Example connection matrix shows the selected best connection from a typical experiment. Right part of the figure shows how much accuracy will loss if we cut off the corresponding connection in the connection matrix. (Color figure online)

5 Conclusions and Future Work

In this paper, we firstly introduce locally dense but externally sparse structures of deep convolutional neural network by prefixing some dense modules M and evolving sparse connections between them. Experiment results demonstrate that evolving sparse connections between dense modules could reach competitive results on benchmark datasets. In order to analyze the properties of these biologically plausible structures, we apply several sets of contrast experiments and show in Experiment section. By changing the growth rate of each dense module, we analyze how model scale will influence the model performance. Similar to most of the related works, redundancy of each dense module is not ‘the larger the better’, where the test accuracy will first increase with the growth rate increasing, but finally drop while the growth has reached some thresholds. We also analyze the contribution of each connection to the whole model by disconnecting each connection and separately testing the accuracy of the model with the disconnected connection. It shows that local connections are important for baseline accuracy, while long-distance connections could improve the accuracy by small steps.
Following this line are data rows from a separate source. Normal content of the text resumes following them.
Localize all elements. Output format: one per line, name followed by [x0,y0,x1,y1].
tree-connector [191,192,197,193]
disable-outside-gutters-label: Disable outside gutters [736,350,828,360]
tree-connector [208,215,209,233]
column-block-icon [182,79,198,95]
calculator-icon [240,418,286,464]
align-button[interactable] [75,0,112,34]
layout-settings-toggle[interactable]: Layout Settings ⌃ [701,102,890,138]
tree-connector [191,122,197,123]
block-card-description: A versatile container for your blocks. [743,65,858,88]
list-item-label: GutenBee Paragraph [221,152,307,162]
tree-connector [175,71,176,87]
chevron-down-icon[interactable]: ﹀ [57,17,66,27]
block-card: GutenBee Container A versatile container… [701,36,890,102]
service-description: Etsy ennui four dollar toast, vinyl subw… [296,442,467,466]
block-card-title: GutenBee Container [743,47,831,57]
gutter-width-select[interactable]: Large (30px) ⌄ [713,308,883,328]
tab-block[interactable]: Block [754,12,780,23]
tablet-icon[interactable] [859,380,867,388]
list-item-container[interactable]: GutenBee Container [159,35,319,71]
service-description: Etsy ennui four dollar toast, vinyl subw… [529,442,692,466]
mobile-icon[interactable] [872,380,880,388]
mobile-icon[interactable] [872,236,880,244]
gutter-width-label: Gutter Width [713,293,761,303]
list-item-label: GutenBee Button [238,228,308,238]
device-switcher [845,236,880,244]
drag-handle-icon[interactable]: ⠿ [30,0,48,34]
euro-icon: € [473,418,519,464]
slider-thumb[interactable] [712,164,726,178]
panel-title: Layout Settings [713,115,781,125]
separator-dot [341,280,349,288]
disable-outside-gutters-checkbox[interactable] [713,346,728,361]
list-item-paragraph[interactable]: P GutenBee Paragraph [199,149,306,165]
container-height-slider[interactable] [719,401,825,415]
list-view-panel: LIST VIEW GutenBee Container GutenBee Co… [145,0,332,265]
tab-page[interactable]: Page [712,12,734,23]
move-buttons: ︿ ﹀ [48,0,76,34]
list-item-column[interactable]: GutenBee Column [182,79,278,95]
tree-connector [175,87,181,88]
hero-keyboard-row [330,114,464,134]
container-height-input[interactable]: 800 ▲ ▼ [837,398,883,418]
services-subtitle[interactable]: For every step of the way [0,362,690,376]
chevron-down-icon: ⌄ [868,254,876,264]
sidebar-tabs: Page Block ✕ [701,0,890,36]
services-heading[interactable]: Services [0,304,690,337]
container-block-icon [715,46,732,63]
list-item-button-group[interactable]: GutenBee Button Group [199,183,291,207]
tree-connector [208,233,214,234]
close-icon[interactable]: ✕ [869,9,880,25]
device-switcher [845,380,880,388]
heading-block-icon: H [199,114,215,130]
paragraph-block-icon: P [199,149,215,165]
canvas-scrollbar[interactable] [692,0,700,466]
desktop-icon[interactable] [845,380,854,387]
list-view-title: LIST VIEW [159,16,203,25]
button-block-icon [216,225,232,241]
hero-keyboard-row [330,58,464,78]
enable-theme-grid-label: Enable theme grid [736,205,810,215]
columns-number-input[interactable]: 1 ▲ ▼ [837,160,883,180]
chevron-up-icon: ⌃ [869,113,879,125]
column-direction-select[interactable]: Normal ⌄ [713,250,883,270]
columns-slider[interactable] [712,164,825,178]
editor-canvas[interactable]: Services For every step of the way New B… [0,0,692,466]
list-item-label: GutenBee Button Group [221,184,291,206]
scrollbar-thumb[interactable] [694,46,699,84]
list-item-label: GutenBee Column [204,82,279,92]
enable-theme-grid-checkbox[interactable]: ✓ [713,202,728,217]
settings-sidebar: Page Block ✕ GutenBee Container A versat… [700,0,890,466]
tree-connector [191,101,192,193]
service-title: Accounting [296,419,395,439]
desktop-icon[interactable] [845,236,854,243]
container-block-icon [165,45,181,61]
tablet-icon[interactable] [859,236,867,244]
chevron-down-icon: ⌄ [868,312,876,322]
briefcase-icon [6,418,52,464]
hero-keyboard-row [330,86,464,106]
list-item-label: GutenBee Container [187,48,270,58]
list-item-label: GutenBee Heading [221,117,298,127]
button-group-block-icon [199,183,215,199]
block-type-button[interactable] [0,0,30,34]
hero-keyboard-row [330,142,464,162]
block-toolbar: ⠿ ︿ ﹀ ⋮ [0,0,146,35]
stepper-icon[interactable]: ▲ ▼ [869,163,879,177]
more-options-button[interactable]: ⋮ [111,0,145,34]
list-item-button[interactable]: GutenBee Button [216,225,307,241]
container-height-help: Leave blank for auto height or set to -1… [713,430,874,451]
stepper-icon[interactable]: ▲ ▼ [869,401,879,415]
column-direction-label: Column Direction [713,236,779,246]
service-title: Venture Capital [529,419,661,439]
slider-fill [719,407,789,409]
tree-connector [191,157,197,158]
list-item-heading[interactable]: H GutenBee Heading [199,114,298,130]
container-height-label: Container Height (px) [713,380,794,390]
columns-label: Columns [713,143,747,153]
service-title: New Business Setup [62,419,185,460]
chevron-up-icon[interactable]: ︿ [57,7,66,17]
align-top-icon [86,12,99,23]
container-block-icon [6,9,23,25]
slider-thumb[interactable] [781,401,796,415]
The combination of being dense and being sparse is an interesting area. The internally dense and externally sparse structures also coincide with the modularity in human brain. We demonstrate the feasibility of these structures and give a simple algorithm to search best connections. We also notice that the connection matrix is not unique for reaching good performance. We will concentrate on revealing the relationship between these similar connection matrices and the corresponding features behind it. In this case, we may acquire state-of-the-art performance on other datasets and tasks in our future work. Moreover, as these structures have various direct paths between input and output, separating a network into several small networks without big accuracy loss is also a promising topic.